Following his advice, the horseman and his attendant, who appeared nothing more than a simple domestic, emerged upon sound ground. The former was admirably mounted, and although his dress denoted the gentleman rather than the soldier, he sat his horse with the ease of a skilful cavalier.
Maxwell made out also in the moonlight that he was perfectly armed, wearing both pistols and rapier, and carried a small valise, with somewhat ostentatious care, on the saddle in front of him.
‘Friend!’ he repeated, bowing ceremoniously, as he brought his horse alongside Maxwell’s, ‘foes are more plentiful in this district on a moonlight night. We may meet some gentlemen hereabouts who would give us anything but a “Highland welcome.” As we are going in the same direction, by your good leave we will travel together. Union is strength; although,’ he added, glancing at the other’s tired horse, ‘haste is not speed.’
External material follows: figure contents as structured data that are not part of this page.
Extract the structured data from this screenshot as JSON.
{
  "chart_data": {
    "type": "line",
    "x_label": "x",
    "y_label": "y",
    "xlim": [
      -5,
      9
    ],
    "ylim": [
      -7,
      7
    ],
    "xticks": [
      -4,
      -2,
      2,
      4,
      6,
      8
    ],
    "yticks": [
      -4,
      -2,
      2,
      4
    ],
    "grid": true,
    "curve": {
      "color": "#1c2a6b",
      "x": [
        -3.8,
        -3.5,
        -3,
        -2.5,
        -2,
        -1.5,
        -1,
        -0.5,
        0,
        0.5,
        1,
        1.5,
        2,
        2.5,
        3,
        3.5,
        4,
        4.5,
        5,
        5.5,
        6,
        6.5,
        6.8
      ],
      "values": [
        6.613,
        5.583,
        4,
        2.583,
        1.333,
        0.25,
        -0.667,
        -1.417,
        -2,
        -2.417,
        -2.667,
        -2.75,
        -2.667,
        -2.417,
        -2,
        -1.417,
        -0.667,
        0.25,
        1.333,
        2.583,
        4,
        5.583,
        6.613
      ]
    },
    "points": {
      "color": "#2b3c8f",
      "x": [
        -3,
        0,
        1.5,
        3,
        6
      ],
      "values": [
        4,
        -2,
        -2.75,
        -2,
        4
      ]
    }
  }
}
His manner was courtly, or rather courtier-like, in the extreme, and Maxwell saw at a glance he had to do with one of the porcelain vessels of the earth; yet there was a conventional tone of indifference, a something of covert sarcasm, and implied superiority in his voice, that jarred upon the franker nature of the soldier.
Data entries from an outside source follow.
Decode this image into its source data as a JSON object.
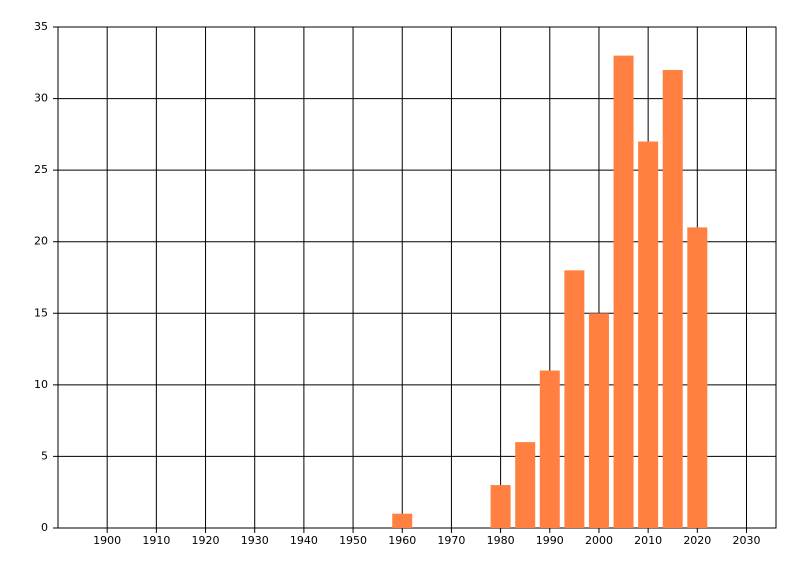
{
  "chart_data": {
    "type": "bar",
    "x": [
      1960,
      1980,
      1985,
      1990,
      1995,
      2000,
      2005,
      2010,
      2015,
      2020
    ],
    "values": [
      1,
      3,
      6,
      11,
      18,
      15,
      33,
      27,
      32,
      21
    ],
    "color": "#ff8040",
    "xlim": [
      1890,
      2036
    ],
    "xticks": [
      1900,
      1910,
      1920,
      1930,
      1940,
      1950,
      1960,
      1970,
      1980,
      1990,
      2000,
      2010,
      2020,
      2030
    ],
    "ylim": [
      0,
      35
    ],
    "yticks": [
      0,
      5,
      10,
      15,
      20,
      25,
      30,
      35
    ],
    "grid": true
  }
}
They rode on, however, amicably together—the attendant, a burly Southron, apparently by no means easy either in mind or body, keeping close behind his master. The latter was bound, he said, for Hermitage, which he hoped to reach before midnight, and he seemed to treat his new companion with a shade more deference when he learned that Maxwell was a kinsman of the redoubted Earl of Bothwell.
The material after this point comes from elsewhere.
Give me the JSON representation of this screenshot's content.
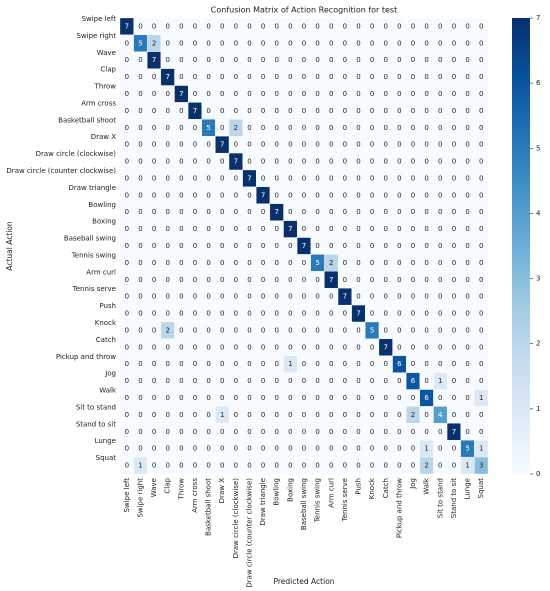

Some men have a knack of extracting information without affording any in return, and this faculty appeared to be largely possessed by the well-mounted traveller, who, while he conversed with the ease and freedom of a thorough man of the world, dropped every now and then a leading question that denoted an insatiable and unscrupulous curiosity.
The Scotch have generally an insurmountable dislike to being ‘pumped,’ and Maxwell, whose shrewdness soon perceived his new friend’s intention of subjecting him to that process, resented it by an increased reserve, which subsided ere long into an almost unbroken silence.
They rode on for some time, accordingly, interchanging only an occasional remark—the stranger accommodating his horse’s pace to that of his new acquaintance, whilst his servant jogged painfully along behind him, suffering obviously from abrasion, the curse of unpractised riders, and seeking relief, as well by sighs and groans, as by fruitless changes of position in the saddle. The moon shone out brightly, and its light enabled Maxwell to examine the face and figure of his comrade.
He was a spare man, of less than middle age, with the marks of good breeding apparent in his thin, sharp features, and small feet and hands. His figure, though too angular, was sufficiently graceful; and his face, though pale, bore the clear hue of a healthy and enduring constitution;—although he would have been a well-looking man enough, but for the restless expression of his small gray eyes, which peered from under the straight thick eyebrows with a vigilance amounting to suspicion, and the thin, firmly-compressed lips, a little drawn in at the corners, as if by an habitual sneer.
Maxwell, accustomed, in his warlike life, to judge of men at a glance, found himself vaguely speculating on an exterior beyond which he could not penetrate. The shaven lip and cheek denoted a man of peaceful profession; but the finished horsemanship, the hanging of the sword, the readiness with which his hand sought his pistol-holsters, savoured of the soldier. Again, his thoughtful brow and worn face might well become some distinguished scholar or man of science; but the tone of his conversation, and the levity of his bearing, contradicted the supposition that he could belong to the ‘wise ones of the earth.’ He seemed conscious, too, of his new friend’s observation, and more inclined to court than shrink from it, as if priding himself on the impenetrable reserve, with which he could combine an appearance of extreme cordiality. The restless eyes, however, were not still for an instant; and the soldier, in the midst of his speculations, was equally startled and shamed by the observation which aroused him, and proved that the civilian’s vigilance had been far more active than his own.